There are a lot of great jokes in this piece, and some fantastic performances as well. In an interview with Freberg, Stan specifically cites Butler’s acting in this sketch as the sign of a talented voice artist, because he’s able to get a laugh without any joke in the script. The moment occurs when his character encounters the two werewolves, which he assumes are just costumes, “and he does this hilarious nervous laugh… and this got a tremendous reaction from the audience. Now imagine that the laughter coming from the audience was caused not by a joke at all but from Daws’s terrific performance as an actor.”

Just as “Incident at Las Varoces” took on Vegas and nuclear weapons, “Teenage Werewolves” doesn’t pull any punches as it satirizes the banal schlock pumped out by the advertising firms of that time.
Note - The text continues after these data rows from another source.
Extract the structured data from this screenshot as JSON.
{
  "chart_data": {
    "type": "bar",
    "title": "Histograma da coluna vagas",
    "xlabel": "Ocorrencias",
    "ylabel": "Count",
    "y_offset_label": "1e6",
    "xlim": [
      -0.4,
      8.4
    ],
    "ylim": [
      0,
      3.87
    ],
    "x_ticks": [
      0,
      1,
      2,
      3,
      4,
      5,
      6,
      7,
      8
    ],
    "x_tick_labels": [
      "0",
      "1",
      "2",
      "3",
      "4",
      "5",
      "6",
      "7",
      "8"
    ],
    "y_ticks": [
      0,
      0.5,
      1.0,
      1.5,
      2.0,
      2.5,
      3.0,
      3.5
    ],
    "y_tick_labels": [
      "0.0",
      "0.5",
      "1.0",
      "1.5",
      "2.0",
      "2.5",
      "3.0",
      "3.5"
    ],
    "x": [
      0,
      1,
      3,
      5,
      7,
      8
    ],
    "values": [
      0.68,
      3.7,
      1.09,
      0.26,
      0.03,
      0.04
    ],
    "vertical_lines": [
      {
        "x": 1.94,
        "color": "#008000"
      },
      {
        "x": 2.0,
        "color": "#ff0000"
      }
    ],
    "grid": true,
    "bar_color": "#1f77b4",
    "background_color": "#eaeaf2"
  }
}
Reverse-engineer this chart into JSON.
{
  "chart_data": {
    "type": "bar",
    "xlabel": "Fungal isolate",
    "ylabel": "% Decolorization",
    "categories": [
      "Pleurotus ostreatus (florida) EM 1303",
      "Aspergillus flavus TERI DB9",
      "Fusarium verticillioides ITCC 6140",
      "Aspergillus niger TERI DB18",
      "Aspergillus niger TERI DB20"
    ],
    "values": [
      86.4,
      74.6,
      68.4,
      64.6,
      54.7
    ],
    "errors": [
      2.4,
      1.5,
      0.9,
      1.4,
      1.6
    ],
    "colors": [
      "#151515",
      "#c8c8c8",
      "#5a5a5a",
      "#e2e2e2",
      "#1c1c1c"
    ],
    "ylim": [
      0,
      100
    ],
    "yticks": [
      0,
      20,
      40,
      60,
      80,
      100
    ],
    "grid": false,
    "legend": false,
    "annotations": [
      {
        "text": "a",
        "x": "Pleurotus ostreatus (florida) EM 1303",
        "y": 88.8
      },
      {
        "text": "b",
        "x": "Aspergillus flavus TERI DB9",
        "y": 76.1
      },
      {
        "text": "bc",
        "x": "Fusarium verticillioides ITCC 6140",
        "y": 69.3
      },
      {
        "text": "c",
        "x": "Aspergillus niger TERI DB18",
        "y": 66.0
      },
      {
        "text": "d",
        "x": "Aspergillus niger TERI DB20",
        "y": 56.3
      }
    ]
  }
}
It’s probably no coincidence that this episode that tears down the world of advertising is the same episode in which Stan announces, with some difficulty in his voice, that his show will be ending in two weeks. This is certainly due to the fact that his show was unable to attract a sponsor, so why not take all of Madison Avenue down with the ship? The following week’s episode did have a sponsor, however, when they performed a segment: Stan Freberg Sponsors Freberg. For the show’s final episode a week later, they performed a best of, and then rode off into the sunset, closing the door on original comedy series on the radio.

The Stan Freberg Show was a product of its times and satirized the world that it existed in, but somehow, in my opinion, it has aged so much better than most of the comedy of its time. My guess is it was just so far ahead of 1957 that it doesn’t feel quite that old. I am pleased to inform you that you are able to listen to all 15 episodes right now over at Archive.org and are well worth a listen. It serves as a nice reminder that even when everybody moves to the next new format, it’s still possible to do something amazing on the old one.